Kâbe’nin unutulduğu yıllardan birinde, ibrahim aleyhisselâm, Hacer validemizi ve oğlu ismail’i alıp, söz konusu vadiye getirir. “Sizi burada bırakmakla emrolundum!” der ve döner. Hacer Hatun, misli zor görülen bir tevekkülle emre boyun eğer, “Olsun, Rabbim bize yeter!” der. Yanlarında bir kırba su ve üç beş hurmaları vardır. Üstelik ismail aleyhisselâm henüz bebektir. Hacer validemiz bir şeyler bulabilmek ümidi ile önce Safa tepesine çıkar.
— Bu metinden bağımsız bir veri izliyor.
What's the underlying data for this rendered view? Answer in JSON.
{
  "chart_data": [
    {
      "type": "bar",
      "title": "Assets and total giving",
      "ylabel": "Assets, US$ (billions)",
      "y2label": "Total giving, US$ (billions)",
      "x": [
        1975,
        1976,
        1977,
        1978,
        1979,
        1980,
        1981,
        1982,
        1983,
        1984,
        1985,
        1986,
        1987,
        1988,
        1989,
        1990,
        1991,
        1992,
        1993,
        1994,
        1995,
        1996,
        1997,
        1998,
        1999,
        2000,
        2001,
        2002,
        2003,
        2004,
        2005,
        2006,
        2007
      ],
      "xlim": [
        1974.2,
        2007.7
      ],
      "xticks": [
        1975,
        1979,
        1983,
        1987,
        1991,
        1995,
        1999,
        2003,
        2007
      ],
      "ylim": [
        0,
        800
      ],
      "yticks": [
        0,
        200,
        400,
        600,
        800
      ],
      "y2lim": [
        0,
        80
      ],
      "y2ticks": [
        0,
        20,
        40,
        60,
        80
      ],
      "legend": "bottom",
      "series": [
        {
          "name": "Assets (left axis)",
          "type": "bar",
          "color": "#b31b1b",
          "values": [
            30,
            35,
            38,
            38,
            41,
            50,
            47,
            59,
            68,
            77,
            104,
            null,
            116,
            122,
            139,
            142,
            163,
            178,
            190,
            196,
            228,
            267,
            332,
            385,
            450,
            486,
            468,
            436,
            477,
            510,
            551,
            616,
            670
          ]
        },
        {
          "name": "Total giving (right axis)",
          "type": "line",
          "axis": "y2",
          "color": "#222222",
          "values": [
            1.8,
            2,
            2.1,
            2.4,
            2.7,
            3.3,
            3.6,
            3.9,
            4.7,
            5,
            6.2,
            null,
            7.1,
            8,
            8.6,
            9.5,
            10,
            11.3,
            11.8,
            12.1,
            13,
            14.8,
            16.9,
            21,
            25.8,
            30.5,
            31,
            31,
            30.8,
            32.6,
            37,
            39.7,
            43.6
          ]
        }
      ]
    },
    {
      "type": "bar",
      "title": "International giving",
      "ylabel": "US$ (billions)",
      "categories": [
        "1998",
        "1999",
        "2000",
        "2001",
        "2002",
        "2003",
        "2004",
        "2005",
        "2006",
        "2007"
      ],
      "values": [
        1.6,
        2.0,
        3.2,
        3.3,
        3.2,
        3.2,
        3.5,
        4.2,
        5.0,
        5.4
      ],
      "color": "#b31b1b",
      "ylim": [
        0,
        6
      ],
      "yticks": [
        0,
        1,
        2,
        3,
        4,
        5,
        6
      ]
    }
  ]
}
Bir ağaç, bir kuru ot bile yoktur. Sonra Merve tepesine gider. Dönüşünde oğlunu bulamaz. Büyük bir telâşla tekrar Safa ve Merve tepeleri arasında 7 defa gidip gelir. Sonra tatlı bir ses işitir. Karşısında Cebrâil aleyhisselâm görünür. Bu şaşkınlıkta Hacer validemiz oğlunu farkeder. Şirin bebeğin ayakları dibinden berrak bir su çıktığını görür ve biriktirmek ister. Bir yandan akan suyu durdurmaya çalışır, bir yandan da kabını doldurmaya çalışır. Tarifsiz bir telâşla “Zem” (dur) der. Hatta haykırır “Zem!.. Zem!..” Cebrâil aleyhisselâm tebessüm eder. “Bırak aksın! der. Bu su daima akar ve asla tükenmez.”
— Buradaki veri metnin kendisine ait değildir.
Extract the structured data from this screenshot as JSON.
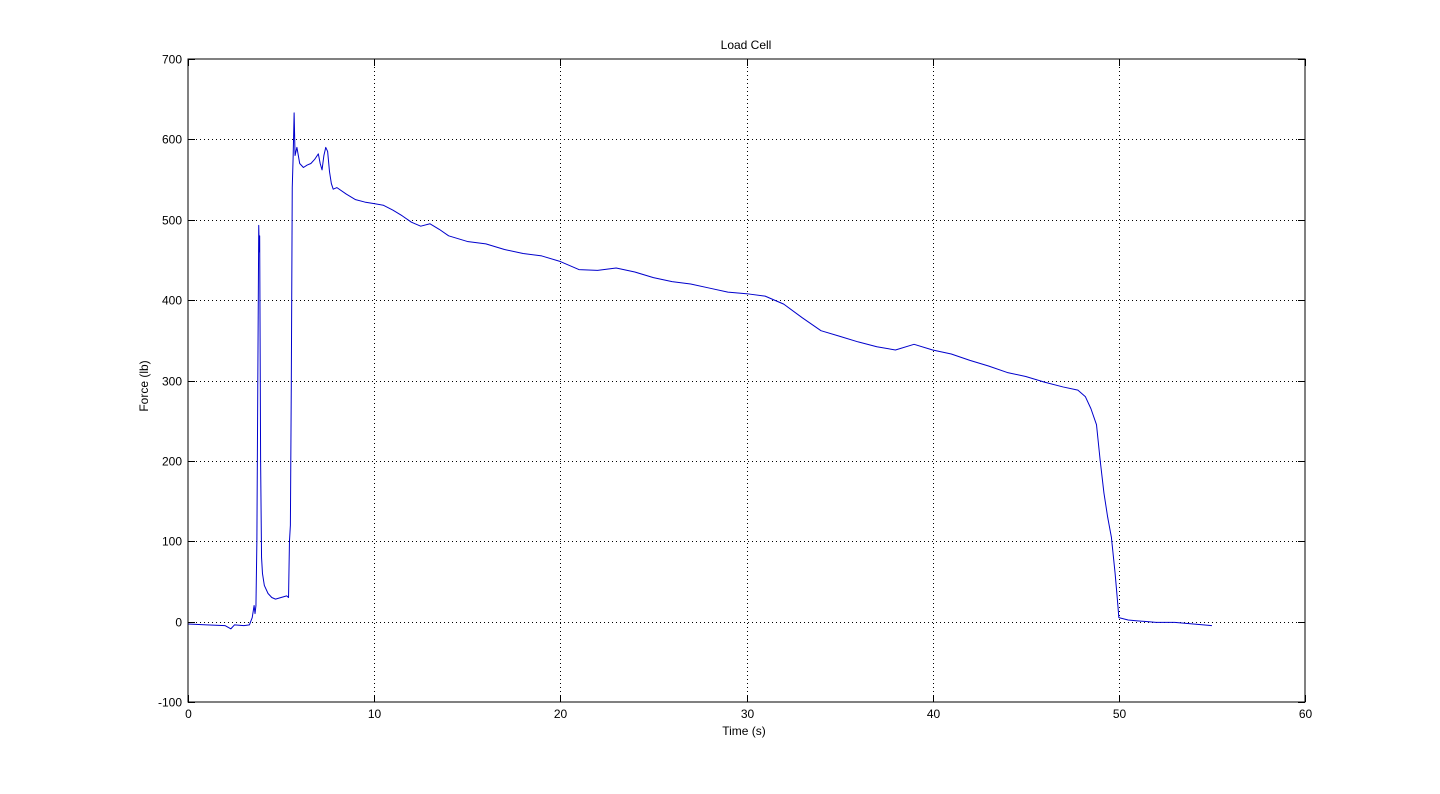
{
  "chart_data": {
    "type": "line",
    "title": "Load Cell",
    "xlabel": "Time (s)",
    "ylabel": "Force (lb)",
    "xlim": [
      0,
      60
    ],
    "ylim": [
      -100,
      700
    ],
    "xticks": [
      0,
      10,
      20,
      30,
      40,
      50,
      60
    ],
    "xtick_labels": [
      "0",
      "10",
      "20",
      "30",
      "40",
      "50",
      "60"
    ],
    "yticks": [
      -100,
      0,
      100,
      200,
      300,
      400,
      500,
      600,
      700
    ],
    "ytick_labels": [
      "-100",
      "0",
      "100",
      "200",
      "300",
      "400",
      "500",
      "600",
      "700"
    ],
    "grid": true,
    "grid_style": "dotted",
    "box": true,
    "colors": {
      "line": "#0000cc",
      "axes": "#000000",
      "grid": "#000000",
      "background": "#ffffff"
    },
    "series": [
      {
        "points": [
          [
            0.0,
            -3
          ],
          [
            1.0,
            -4
          ],
          [
            2.0,
            -5
          ],
          [
            2.3,
            -9
          ],
          [
            2.5,
            -4
          ],
          [
            3.0,
            -5
          ],
          [
            3.3,
            -4
          ],
          [
            3.45,
            5
          ],
          [
            3.55,
            20
          ],
          [
            3.6,
            10
          ],
          [
            3.65,
            20
          ],
          [
            3.7,
            100
          ],
          [
            3.75,
            300
          ],
          [
            3.8,
            493
          ],
          [
            3.83,
            460
          ],
          [
            3.85,
            480
          ],
          [
            3.9,
            200
          ],
          [
            3.95,
            80
          ],
          [
            4.0,
            60
          ],
          [
            4.1,
            45
          ],
          [
            4.3,
            35
          ],
          [
            4.5,
            30
          ],
          [
            4.7,
            28
          ],
          [
            5.0,
            30
          ],
          [
            5.3,
            32
          ],
          [
            5.4,
            30
          ],
          [
            5.45,
            100
          ],
          [
            5.5,
            120
          ],
          [
            5.55,
            300
          ],
          [
            5.6,
            540
          ],
          [
            5.65,
            580
          ],
          [
            5.7,
            633
          ],
          [
            5.75,
            580
          ],
          [
            5.85,
            590
          ],
          [
            6.0,
            570
          ],
          [
            6.2,
            565
          ],
          [
            6.4,
            568
          ],
          [
            6.6,
            570
          ],
          [
            6.8,
            575
          ],
          [
            7.0,
            582
          ],
          [
            7.1,
            570
          ],
          [
            7.2,
            562
          ],
          [
            7.3,
            580
          ],
          [
            7.4,
            590
          ],
          [
            7.5,
            585
          ],
          [
            7.6,
            560
          ],
          [
            7.7,
            545
          ],
          [
            7.8,
            538
          ],
          [
            8.0,
            540
          ],
          [
            8.5,
            532
          ],
          [
            9.0,
            525
          ],
          [
            9.5,
            522
          ],
          [
            10.0,
            520
          ],
          [
            10.5,
            518
          ],
          [
            11.0,
            512
          ],
          [
            11.5,
            505
          ],
          [
            12.0,
            497
          ],
          [
            12.5,
            492
          ],
          [
            13.0,
            495
          ],
          [
            13.5,
            488
          ],
          [
            14.0,
            480
          ],
          [
            15.0,
            473
          ],
          [
            16.0,
            470
          ],
          [
            17.0,
            463
          ],
          [
            18.0,
            458
          ],
          [
            19.0,
            455
          ],
          [
            20.0,
            448
          ],
          [
            21.0,
            438
          ],
          [
            22.0,
            437
          ],
          [
            23.0,
            440
          ],
          [
            24.0,
            435
          ],
          [
            25.0,
            428
          ],
          [
            26.0,
            423
          ],
          [
            27.0,
            420
          ],
          [
            28.0,
            415
          ],
          [
            29.0,
            410
          ],
          [
            30.0,
            408
          ],
          [
            31.0,
            405
          ],
          [
            32.0,
            395
          ],
          [
            33.0,
            378
          ],
          [
            34.0,
            362
          ],
          [
            35.0,
            355
          ],
          [
            36.0,
            348
          ],
          [
            37.0,
            342
          ],
          [
            38.0,
            338
          ],
          [
            39.0,
            345
          ],
          [
            40.0,
            338
          ],
          [
            41.0,
            333
          ],
          [
            42.0,
            325
          ],
          [
            43.0,
            318
          ],
          [
            44.0,
            310
          ],
          [
            45.0,
            305
          ],
          [
            46.0,
            298
          ],
          [
            47.0,
            292
          ],
          [
            47.8,
            288
          ],
          [
            48.2,
            280
          ],
          [
            48.5,
            265
          ],
          [
            48.8,
            245
          ],
          [
            49.0,
            200
          ],
          [
            49.2,
            160
          ],
          [
            49.4,
            130
          ],
          [
            49.6,
            105
          ],
          [
            49.8,
            60
          ],
          [
            49.95,
            20
          ],
          [
            50.0,
            5
          ],
          [
            50.5,
            2
          ],
          [
            51.0,
            1
          ],
          [
            52.0,
            -1
          ],
          [
            53.0,
            -1
          ],
          [
            54.0,
            -3
          ],
          [
            55.0,
            -5
          ]
        ]
      }
    ]
  }
}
Zemzem, sadece susuzları kandırmaz, açları da doyurur; dertlere derman olur. Bu su bir süre sonra göçebe kavimlerin dikkatini çeker. Nitekim Cürhümîler, Hacer validemizden izin alıp, Kubeys Dağı eteklerine yerleşirler ve adına Mekke denir.
Kısa zamanda, Zemzem’in şifalı bir su olduğu her tarafa yayılır. Kâbe-i şerîfi ziyarete gelip, zemzem’den içen açlar doyar, susuzlar kanar, hastalar şifa bulur.